The mitochondrial uncoupling effects of nitazoxanide enhances cellular autophagy and promotes the clearance of α-synuclein: Potential role of AMPK-JNK pathway

Upregulation and aggregation of the pre-synaptic protein, a-synuclein plays a key role in Parkinson's disease (PD) and mitochondrial dysfunction was surmised to be an upstream event in the disease pathogenesis. Emerging reports identified the role of nitazoxanide (NTZ), an anti-helminth drug, in enhancing mitochondrial oxygen consumption rate (OCR) and autophagy.
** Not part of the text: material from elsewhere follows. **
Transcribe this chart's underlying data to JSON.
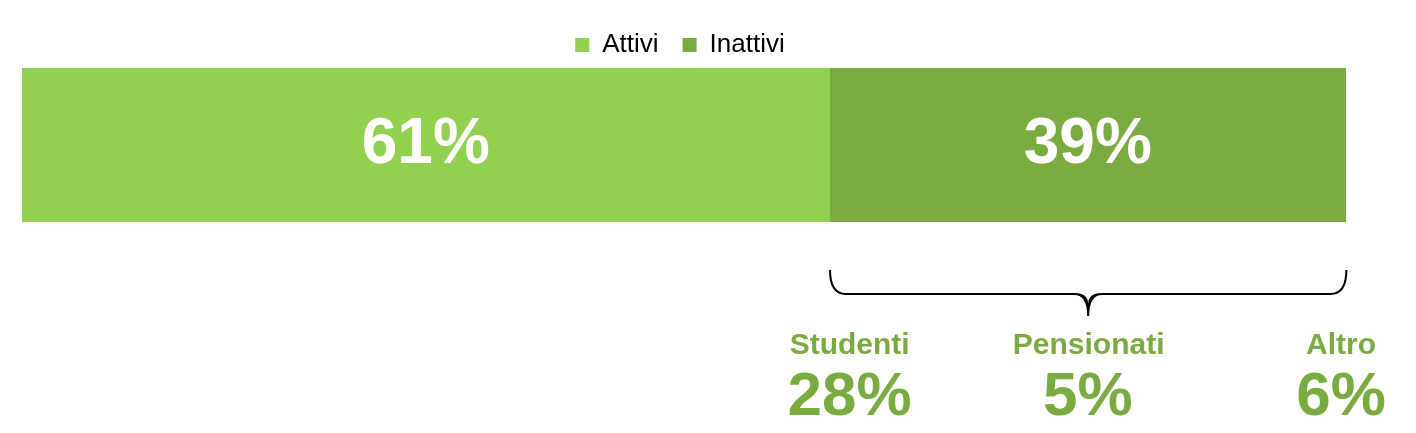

In the present study, we have examined the mitochondrial effects of NTZ in mediating cellular autophagy and subsequent clearance of both endogenous and pre-formed aggregates of a-synuclein in cellular model of PD. Our results demonstrate that the mitochondrial uncoupling effects of NTZ results in the activation of AMPK and JNK, which in-turn leads to the enhancement of cellular autophagy. Also,1methyl-4-phenylpyridinium (MPP+) mediated decrease in autophagic flux with a concomitant increase in the a-synuclein levels were ameliorated in cells treated with NTZ. However, in cells lacking functional mitochondria (?0 cells), NTZ did not mitigate MPP+ mediated alterations in the autophagic clearance of a-synuclein, indicating that the mitochondrial effects of NTZ play a crucial role in the clearance of a-synuclein by autophagy. Also, the ability of AMPK inhibitor, compound C, in abrogating NTZ mediated enhancement in the autophagic flux and a-synuclein clearance highlight the pivotal role of AMPK in NTZ mediated autophagy. Further, NTZ per se enhanced the clearance of preformed a-synuclein aggregates that were exogenously added to the cells. Overall, the results of our present study suggest that NTZ activates macroautophagy in cells due to its uncoupling effects on mitochondrial respiration via activation of AMPK-JNK pathway resulting in the clearance of both endogenous and pre-formed a-synuclein aggregates. As NTZ happens to possess good bioavailability and safety profile, considering this drug for PD based on its mitochondrial uncoupling and autophagy enhancing properties for mitigating mitochondrial reactive oxygen species (ROS) and a-synuclein toxicity appears to be a promising therapeutic option.